Гюбер бессильно опустился на стул, глаза его наполнились слезами. Никогда еще жена не упрекала его так жестоко, никогда еще так резко не обнажала перед ним кровоточащую рану их существования; и если прежде Гюбертина, больно задев его невольным намеком, сейчас же бросалась к нему, старалась его утешить, то теперь она стояла недвижно и, не шевелясь, не приближаясь к нему, смотрела, как он страдает. Гюбер рыдал, кричал сквозь слезы:
– Бедная, дорогая наша девочка! Ведь сейчас ты вынесла ей приговор… Ты не хочешь, чтобы он женился на ней, как я женился на тебе, ты не хочешь, чтобы она страдала, как ты.
И во всем величии и простоте своего сердца Гюбертина ответила простым кивком.
– Но ведь ты сама сказала, что наша бедная малютка умрет? Ты хочешь ее смерти?
– Да, лучше смерть, чем дурная жизнь.
Гюбер выпрямился, дрожа, он бросился жене в объятия, я оба они зарыдали. Долго сидели они, обнявшись. Он уже покорился, и теперь она, чтобы собраться с силами, принуждена была опереться на его плечо. Они вышли из мастерской в глубоком отчаянии, но с твердой решимостью: они обрекли себя на долгое мучительное молчание, которое, если захочет бог, приведет их дочь к смерти. И они приняли эту смерть.
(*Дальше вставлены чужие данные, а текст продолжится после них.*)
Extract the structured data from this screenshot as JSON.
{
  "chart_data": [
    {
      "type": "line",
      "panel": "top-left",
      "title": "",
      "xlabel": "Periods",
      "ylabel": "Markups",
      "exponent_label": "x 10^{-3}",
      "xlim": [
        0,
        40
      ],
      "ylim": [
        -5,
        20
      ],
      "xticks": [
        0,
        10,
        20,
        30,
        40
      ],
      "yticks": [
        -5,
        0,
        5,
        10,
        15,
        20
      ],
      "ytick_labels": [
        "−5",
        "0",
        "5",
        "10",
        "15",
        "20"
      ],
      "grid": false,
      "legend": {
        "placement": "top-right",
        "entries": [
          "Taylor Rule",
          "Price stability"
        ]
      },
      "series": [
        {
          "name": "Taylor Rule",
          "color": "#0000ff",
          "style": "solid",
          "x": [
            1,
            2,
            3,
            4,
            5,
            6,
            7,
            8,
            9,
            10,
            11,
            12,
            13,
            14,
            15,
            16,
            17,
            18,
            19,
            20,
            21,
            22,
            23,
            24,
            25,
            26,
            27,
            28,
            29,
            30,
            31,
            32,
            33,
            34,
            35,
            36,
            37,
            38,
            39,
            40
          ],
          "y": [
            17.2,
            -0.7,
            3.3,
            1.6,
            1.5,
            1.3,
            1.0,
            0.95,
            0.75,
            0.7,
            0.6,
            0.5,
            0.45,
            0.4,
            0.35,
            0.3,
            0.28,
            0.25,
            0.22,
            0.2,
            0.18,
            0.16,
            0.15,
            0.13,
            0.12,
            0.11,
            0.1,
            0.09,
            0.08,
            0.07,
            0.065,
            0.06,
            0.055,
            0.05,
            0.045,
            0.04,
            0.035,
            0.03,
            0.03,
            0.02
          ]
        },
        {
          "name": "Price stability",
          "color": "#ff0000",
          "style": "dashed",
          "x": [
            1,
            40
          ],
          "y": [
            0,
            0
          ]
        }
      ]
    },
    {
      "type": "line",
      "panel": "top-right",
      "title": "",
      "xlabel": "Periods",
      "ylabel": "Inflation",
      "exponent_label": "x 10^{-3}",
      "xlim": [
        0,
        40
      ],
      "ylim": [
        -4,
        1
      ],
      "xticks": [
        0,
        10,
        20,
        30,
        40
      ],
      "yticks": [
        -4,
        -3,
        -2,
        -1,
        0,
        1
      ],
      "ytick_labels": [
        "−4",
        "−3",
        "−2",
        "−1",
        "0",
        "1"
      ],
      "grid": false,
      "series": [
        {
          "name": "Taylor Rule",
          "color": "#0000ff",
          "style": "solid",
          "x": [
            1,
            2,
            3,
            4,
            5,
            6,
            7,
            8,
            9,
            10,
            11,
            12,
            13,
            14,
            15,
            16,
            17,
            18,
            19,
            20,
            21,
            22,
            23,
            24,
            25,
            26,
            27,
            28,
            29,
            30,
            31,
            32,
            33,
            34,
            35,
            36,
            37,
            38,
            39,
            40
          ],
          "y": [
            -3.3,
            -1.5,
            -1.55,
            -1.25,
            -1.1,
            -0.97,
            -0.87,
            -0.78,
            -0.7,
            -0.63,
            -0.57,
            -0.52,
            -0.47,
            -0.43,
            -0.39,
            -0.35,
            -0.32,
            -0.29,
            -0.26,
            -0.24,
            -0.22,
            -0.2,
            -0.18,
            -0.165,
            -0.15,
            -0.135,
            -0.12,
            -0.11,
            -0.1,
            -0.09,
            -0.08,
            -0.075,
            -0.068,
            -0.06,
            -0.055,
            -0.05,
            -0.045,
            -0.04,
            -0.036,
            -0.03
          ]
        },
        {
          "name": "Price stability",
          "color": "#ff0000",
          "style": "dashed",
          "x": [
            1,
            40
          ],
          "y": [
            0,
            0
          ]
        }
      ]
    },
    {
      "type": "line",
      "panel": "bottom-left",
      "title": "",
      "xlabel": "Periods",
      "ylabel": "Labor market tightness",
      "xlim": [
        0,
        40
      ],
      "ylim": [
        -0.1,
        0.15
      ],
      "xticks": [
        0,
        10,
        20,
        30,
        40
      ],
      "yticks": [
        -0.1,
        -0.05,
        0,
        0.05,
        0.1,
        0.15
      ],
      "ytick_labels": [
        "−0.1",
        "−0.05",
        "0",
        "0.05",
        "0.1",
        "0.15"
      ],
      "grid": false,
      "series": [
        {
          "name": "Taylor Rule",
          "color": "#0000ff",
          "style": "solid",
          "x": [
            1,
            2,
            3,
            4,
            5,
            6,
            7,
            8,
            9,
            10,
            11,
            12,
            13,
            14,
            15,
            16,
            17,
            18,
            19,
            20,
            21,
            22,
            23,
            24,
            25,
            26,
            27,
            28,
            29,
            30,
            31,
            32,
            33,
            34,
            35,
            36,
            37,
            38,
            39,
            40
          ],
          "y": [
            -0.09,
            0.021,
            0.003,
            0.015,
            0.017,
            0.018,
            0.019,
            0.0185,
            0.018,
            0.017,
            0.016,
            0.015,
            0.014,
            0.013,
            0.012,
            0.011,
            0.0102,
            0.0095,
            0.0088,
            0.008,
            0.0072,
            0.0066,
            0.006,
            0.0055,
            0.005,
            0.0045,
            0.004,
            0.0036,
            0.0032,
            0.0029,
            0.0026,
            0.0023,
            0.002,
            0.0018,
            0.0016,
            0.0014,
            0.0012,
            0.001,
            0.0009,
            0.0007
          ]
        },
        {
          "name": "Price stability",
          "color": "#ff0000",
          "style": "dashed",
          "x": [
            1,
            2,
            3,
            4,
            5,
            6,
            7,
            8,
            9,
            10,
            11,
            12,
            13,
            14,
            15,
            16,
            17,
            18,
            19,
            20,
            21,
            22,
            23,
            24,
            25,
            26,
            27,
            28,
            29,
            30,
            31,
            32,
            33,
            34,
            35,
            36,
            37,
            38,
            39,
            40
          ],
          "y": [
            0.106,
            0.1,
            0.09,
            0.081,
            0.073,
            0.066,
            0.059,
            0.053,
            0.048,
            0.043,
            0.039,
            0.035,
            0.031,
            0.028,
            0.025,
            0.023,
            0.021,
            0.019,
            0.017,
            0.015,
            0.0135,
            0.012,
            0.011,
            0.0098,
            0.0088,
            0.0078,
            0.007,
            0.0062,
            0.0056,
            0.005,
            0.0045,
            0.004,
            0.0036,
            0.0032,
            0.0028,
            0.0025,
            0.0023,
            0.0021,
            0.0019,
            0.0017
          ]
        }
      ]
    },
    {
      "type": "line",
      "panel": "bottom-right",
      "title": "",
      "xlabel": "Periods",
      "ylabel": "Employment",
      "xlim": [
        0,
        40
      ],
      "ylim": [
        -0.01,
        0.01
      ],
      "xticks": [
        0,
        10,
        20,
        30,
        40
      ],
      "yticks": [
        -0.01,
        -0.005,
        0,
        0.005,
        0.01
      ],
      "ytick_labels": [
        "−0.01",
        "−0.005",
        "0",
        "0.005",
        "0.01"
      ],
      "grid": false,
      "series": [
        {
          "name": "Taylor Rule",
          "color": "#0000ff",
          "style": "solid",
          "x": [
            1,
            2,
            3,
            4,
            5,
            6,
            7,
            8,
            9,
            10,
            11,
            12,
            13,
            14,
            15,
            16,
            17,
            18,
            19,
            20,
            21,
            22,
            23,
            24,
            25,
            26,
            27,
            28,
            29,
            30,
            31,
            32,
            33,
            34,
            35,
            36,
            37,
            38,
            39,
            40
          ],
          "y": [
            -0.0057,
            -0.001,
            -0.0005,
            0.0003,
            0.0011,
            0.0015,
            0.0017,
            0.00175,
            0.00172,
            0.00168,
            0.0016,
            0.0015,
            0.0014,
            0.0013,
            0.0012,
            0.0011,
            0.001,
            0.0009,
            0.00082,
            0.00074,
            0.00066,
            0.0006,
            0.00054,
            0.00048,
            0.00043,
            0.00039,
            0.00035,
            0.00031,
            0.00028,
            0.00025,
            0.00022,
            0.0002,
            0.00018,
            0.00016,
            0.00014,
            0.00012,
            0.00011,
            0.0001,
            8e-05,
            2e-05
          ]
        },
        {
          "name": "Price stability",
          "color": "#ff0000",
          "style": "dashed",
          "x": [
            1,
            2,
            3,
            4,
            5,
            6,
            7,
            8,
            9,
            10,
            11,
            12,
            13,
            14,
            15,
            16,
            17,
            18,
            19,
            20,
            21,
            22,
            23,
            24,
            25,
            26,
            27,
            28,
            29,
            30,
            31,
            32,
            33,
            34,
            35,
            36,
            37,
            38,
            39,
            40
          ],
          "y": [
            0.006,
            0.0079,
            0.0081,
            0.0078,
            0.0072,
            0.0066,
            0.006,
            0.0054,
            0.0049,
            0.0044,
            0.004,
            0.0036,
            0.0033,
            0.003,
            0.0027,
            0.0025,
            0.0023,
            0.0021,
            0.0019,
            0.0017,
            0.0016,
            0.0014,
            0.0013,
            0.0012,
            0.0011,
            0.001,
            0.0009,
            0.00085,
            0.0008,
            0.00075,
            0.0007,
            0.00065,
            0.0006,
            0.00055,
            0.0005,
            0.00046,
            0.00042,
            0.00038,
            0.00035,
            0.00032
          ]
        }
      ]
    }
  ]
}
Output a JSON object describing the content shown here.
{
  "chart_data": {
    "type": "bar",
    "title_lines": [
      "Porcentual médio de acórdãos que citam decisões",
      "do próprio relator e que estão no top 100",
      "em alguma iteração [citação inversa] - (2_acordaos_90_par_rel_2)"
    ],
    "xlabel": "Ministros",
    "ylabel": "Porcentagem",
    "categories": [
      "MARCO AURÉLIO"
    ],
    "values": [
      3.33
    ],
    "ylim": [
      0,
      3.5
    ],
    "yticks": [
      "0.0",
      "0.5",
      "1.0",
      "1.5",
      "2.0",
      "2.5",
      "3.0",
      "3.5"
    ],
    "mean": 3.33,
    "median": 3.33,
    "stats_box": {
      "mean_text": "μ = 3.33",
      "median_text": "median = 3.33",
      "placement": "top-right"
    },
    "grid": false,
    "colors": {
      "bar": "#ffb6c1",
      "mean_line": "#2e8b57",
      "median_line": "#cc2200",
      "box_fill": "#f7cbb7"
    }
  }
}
С этого дня Анжелика уже не выходила из своей комнаты, Она так ослабела, что была не в состоянии спуститься по лестнице: голова у нее кружилась, ноги подкашивались. Сначала она еще доходила, придерживаясь за мебель, до балкона. Потом ей пришлось ограничиться кроватью и креслом. Путешествие к креслу и обратно было для нее долгим, изнуряло ее, и она отваживалась на него только утром и вечером. И все-таки она продолжала работать; мысль о барельефной вышивке пришлось оставить, эта работа была слишком тяжела: она вышивала разноцветными шелками цветы. Анжелика вышивала их с натуры: перед ней стоял букет гортензий и штокроз, которые совсем не пахли и не беспокоили ее. Она часто отдыхала, подолгу глядя на стоявший в вазе букет, потому что даже легкий шелк утомлял теперь ее слабые пальцы. За два дня Анжелика вышила всего одну розу, свежую, чудесно сверкавшую на атласе; но ведь вся ее жизнь была в этой работе, она готова была вышивать до последнего вздоха. Она стала еще тоньше, совсем истаяла, осталось только горевшее в ней прекрасное, чистое пламя.
К чему бороться дольше, если Фелисьен ее не любит? – И Анжелика умирала от этой мысли: он не любит ее, быть может, никогда не любил. Пока у нее были силы, она боролась со своим сердцем, со своим здоровьем, со своей молодостью – со всем тем, что толкало ее в объятия возлюбленного. Теперь она заперта здесь и должна покориться; все кончено.
Однажды утром, когда Гюбер устраивал Анжелику в кресле, укладывал на подушку ее безвольные ножки, она сказала с улыбкой:
– О, теперь-то я уверена, что буду умницей, – я уже не убегу.
Гюбер, задыхаясь, боясь разрыдаться, выбежал из комнаты.